3
votes

We have a PostgreSQL instance running in a VM in the Google Cloud. The nature of the queries that we run involves lots of PostgreSQL temporary table space. (5 or 6 or more TB of disk I/O every day)

This I/O continues to be a major bottleneck in our database. Currently I have it all happening on an SSD persistent disk - not because we need to save any of the data in the event of a reboot, but because PostgreSQL lays out a file structure on the disk that it then uses for the temporary tables and if the file structure is missing when the database starts up, it isn't very good.

What I'd like to do is configure the temporary tablespace on the local SSD's because of their much higher I/O throughput. Unfortunately, they get wiped out on every reboot. I'd like a simple way to be able to re-layout the disk after reboot and before PostgreSQL starts back up.

I could tar up the empty file structure and then write a script that untars it after every boot. Does that make sense? Is there a better way/best practice for doing this?

What would be awesome is if there was a PostgreSQL extension out there that did this magically.

Ideas?

1
We were running the whole PG database on local SSDs on GCE for ~1 year. Speed was great. But later suddenly one of tables was corrupted and we did not find any explanation for it. Google explains that local SSDs do not have any error correction. And some comments on web seem to suggest that others had this problem too. So local SSDs are really fast but not 100% reliable over longer time...JosMac
But does that matter for temp space?rotten
Have you considered exporting the structure on every reboot rather than doing the tar up if that is suitable in your case?Taher
@nezda we have hot standby replica but only on Persistent SSDs. Our database on local SSDs was intended for heavy nightly calculations - to gain better speed. Beside it we maintained another the same database with persistent disks. After problems with files consistency on local SSDs we started to use Bigquery - price is similar, runtime much better.JosMac
We ran into driver issues with the SSD drives that caused random errors that the database could not recover from when it was under high load.

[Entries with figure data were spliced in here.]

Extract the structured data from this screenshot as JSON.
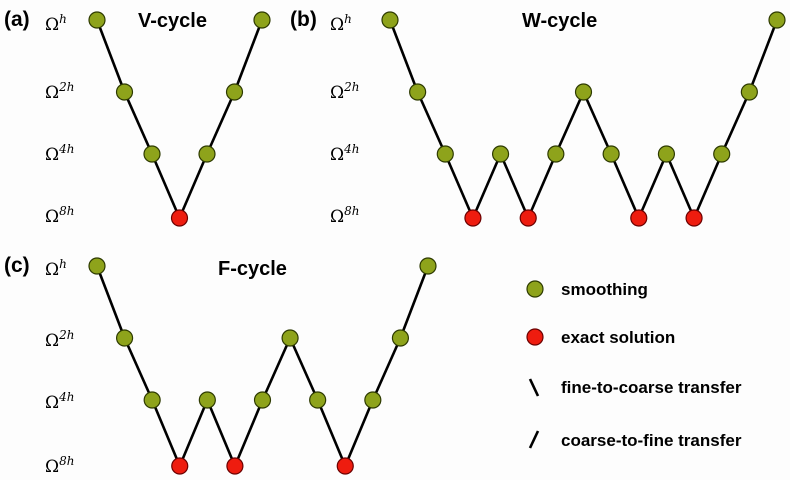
{
  "panels": [
    {
      "tag": "(a)",
      "title": "V-cycle"
    },
    {
      "tag": "(b)",
      "title": "W-cycle"
    },
    {
      "tag": "(c)",
      "title": "F-cycle"
    }
  ],
  "levels": [
    {
      "base": "Ω",
      "sup": "h"
    },
    {
      "base": "Ω",
      "sup": "2h"
    },
    {
      "base": "Ω",
      "sup": "4h"
    },
    {
      "base": "Ω",
      "sup": "8h"
    }
  ],
  "legend": {
    "smoothing": "smoothing",
    "exact": "exact solution",
    "fine_to_coarse": "fine-to-coarse transfer",
    "coarse_to_fine": "coarse-to-fine transfer"
  },
  "colors": {
    "smoothing": "#8ea31b",
    "exact": "#ee1c0f"
  },
  "cycles": {
    "V": [
      0,
      1,
      2,
      3,
      2,
      1,
      0
    ],
    "W": [
      0,
      1,
      2,
      3,
      2,
      3,
      2,
      1,
      2,
      3,
      2,
      3,
      2,
      1,
      0
    ],
    "F": [
      0,
      1,
      2,
      3,
      2,
      3,
      2,
      1,
      2,
      3,
      2,
      1,
      0
    ]
  }
}
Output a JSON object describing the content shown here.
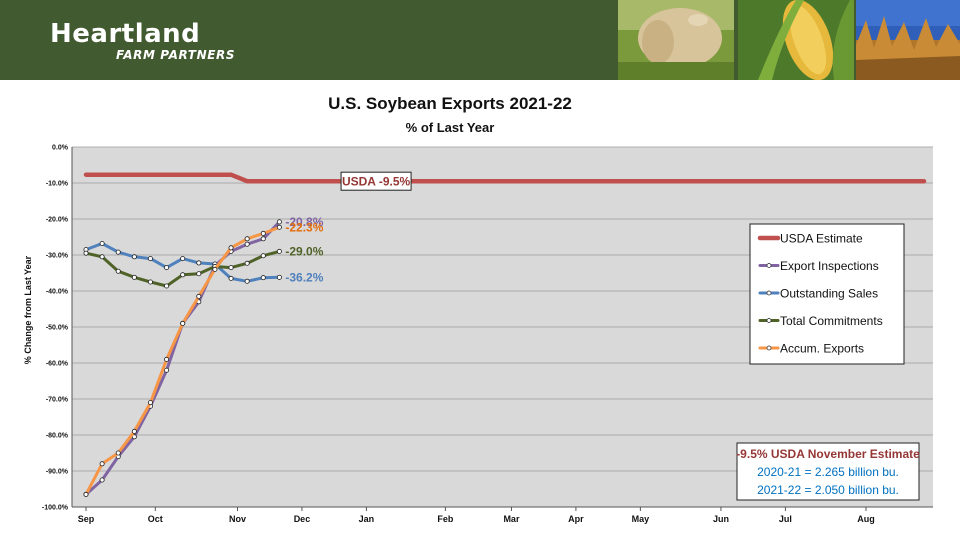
{
  "brand": {
    "name": "Heartland",
    "tagline": "FARM PARTNERS"
  },
  "header_images": [
    "cattle-photo",
    "corn-photo",
    "soybean-field-photo"
  ],
  "colors": {
    "header_green": "#425a30",
    "plot_bg": "#d9d9d9",
    "usda": "#c0504d",
    "inspections": "#8064a2",
    "outstanding": "#4f81bd",
    "commitments": "#4f6228",
    "accum": "#f79646",
    "note_red": "#953735",
    "note_blue": "#0070c0"
  },
  "chart_data": {
    "type": "line",
    "title": "U.S. Soybean Exports 2021-22",
    "subtitle": "% of Last Year",
    "ylabel": "% Change from Last Year",
    "ylim": [
      -100,
      0
    ],
    "yticks": [
      0,
      -10,
      -20,
      -30,
      -40,
      -50,
      -60,
      -70,
      -80,
      -90,
      -100
    ],
    "ytick_labels": [
      "0.0%",
      "-10.0%",
      "-20.0%",
      "-30.0%",
      "-40.0%",
      "-50.0%",
      "-60.0%",
      "-70.0%",
      "-80.0%",
      "-90.0%",
      "-100.0%"
    ],
    "x_months": [
      "Sep",
      "Oct",
      "Nov",
      "Dec",
      "Jan",
      "Feb",
      "Mar",
      "Apr",
      "May",
      "Jun",
      "Jul",
      "Aug"
    ],
    "xlim": [
      1,
      53
    ],
    "month_start_weeks": [
      1,
      5.3,
      10.4,
      14.4,
      18.4,
      23.3,
      27.4,
      31.4,
      35.4,
      40.4,
      44.4,
      49.4
    ],
    "grid": true,
    "legend_position": "right",
    "series": [
      {
        "name": "USDA Estimate",
        "color": "#c0504d",
        "markers": false,
        "x": [
          1,
          10,
          11,
          53
        ],
        "y": [
          -7.7,
          -7.7,
          -9.5,
          -9.5
        ]
      },
      {
        "name": "Export Inspections",
        "color": "#8064a2",
        "markers": true,
        "x": [
          1,
          2,
          3,
          4,
          5,
          6,
          7,
          8,
          9,
          10,
          11,
          12,
          13
        ],
        "y": [
          -96.5,
          -92.5,
          -86,
          -80.5,
          -72,
          -62,
          -49,
          -43,
          -33,
          -29,
          -27,
          -25.5,
          -20.8
        ]
      },
      {
        "name": "Outstanding Sales",
        "color": "#4f81bd",
        "markers": true,
        "x": [
          1,
          2,
          3,
          4,
          5,
          6,
          7,
          8,
          9,
          10,
          11,
          12,
          13
        ],
        "y": [
          -28.5,
          -26.8,
          -29.2,
          -30.5,
          -31,
          -33.5,
          -31,
          -32.2,
          -32.5,
          -36.5,
          -37.3,
          -36.3,
          -36.2
        ]
      },
      {
        "name": "Total Commitments",
        "color": "#4f6228",
        "markers": true,
        "x": [
          1,
          2,
          3,
          4,
          5,
          6,
          7,
          8,
          9,
          10,
          11,
          12,
          13
        ],
        "y": [
          -29.5,
          -30.5,
          -34.5,
          -36.2,
          -37.5,
          -38.6,
          -35.5,
          -35.2,
          -33.2,
          -33.5,
          -32.3,
          -30.2,
          -29.0
        ]
      },
      {
        "name": "Accum. Exports",
        "color": "#f79646",
        "markers": true,
        "x": [
          1,
          2,
          3,
          4,
          5,
          6,
          7,
          8,
          9,
          10,
          11,
          12,
          13
        ],
        "y": [
          -96.5,
          -88,
          -85,
          -79,
          -71,
          -59,
          -49,
          -41.5,
          -34,
          -28,
          -25.5,
          -24,
          -22.3
        ]
      }
    ],
    "end_labels": [
      {
        "text": "-20.8%",
        "value": -20.8,
        "color": "#8064a2"
      },
      {
        "text": "-22.3%",
        "value": -22.3,
        "color": "#e46c0a"
      },
      {
        "text": "-29.0%",
        "value": -29.0,
        "color": "#4f6228"
      },
      {
        "text": "-36.2%",
        "value": -36.2,
        "color": "#4f81bd"
      }
    ],
    "annotation": {
      "text": "USDA -9.5%",
      "x": 19,
      "y": -9.5
    },
    "note": {
      "lines": [
        "-9.5% USDA November Estimate",
        "2020-21 = 2.265 billion bu.",
        "2021-22 = 2.050 billion bu."
      ]
    }
  }
}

We had to back out of the high performance volatile drive configuration and return to persistent drives in the interest of stability. I do not recommend doing this any more unless you don't mind the database locking up occasionally.rotten

1 Answers

5
votes

I dug a bit into my previous tests and here is some summary:

PostgreSQL tablespace is just a directory - no big deal. Plus - if you will use it only as temporary table space there will be no persistent file left when you shutdown database.

You can create tablespace for temp tables on any location you want and then go to this location and check directory structure to see what PG created. But you must do under OS because PG will show you only tablespace main directory - both \db+ in psql or select oid, spcname, pg_tablespace_location(oid) from pg_tablespace; work the same way.

My example:

  • (I used /tempspace/pgtemp as presumed mounting point) CREATE TABLESPACE p_temp OWNER xxxxxx LOCATION '/tempspace/pgtemp'; created in my case structure /tempspace/pgtemp/PG_10_201707211
  • I set temp_tablespaces = 'pg_temp' in postgresql.conf and reloaded configuration.
  • When I used create temp table .... PG added another subdirectory - /tempspace/pgtemp/PG_10_201707211/16393 = oid of schema - but this does not matter for temp tablespace because if this subdirectory will be missing PG will create it.
  • PG created in this subdir files for temp table.
  • When I closed this session files for temp table were gone.

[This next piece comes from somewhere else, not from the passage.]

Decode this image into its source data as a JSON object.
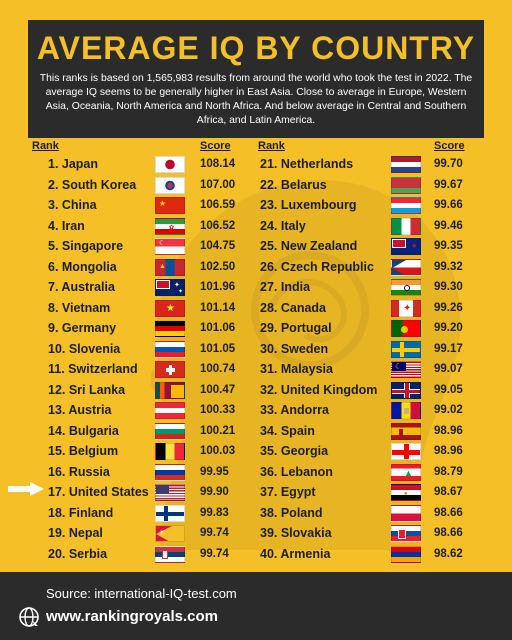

Now I stopped PG and tested what would happened if directories will be missing:

  • I deleted PG_10_201707211 with its subdir
  • started PG and log showed message LOG: could not open tablespace directory "pg_tblspc/166827/PG_10_201707211": No such file or directory but PG started
  • I tried to create temp table - I got error message ERROR: could not create directory "pg_tblspc/166827/PG_10_201707211/16393": No such file or directory SQL state: 58P01
  • Now (with running PG) I issued these commands in OS:
    • sudo mkdir -p /tempspace/pgtemp/PG_10_201707211
    • sudo chown postgres:postgres -R /tempspace/pgtemp
    • sudo chmod 700 -R /tempspace/pgtemp
  • I tried to create temp table again and insert and select values and everything worked OK

So conclusion is - since PG tablespace is no "big magic" just directories you can simply create bash script running on linux startup which will check (and mount if necessary) local SSD and create necessary directories for PG temp tablespace.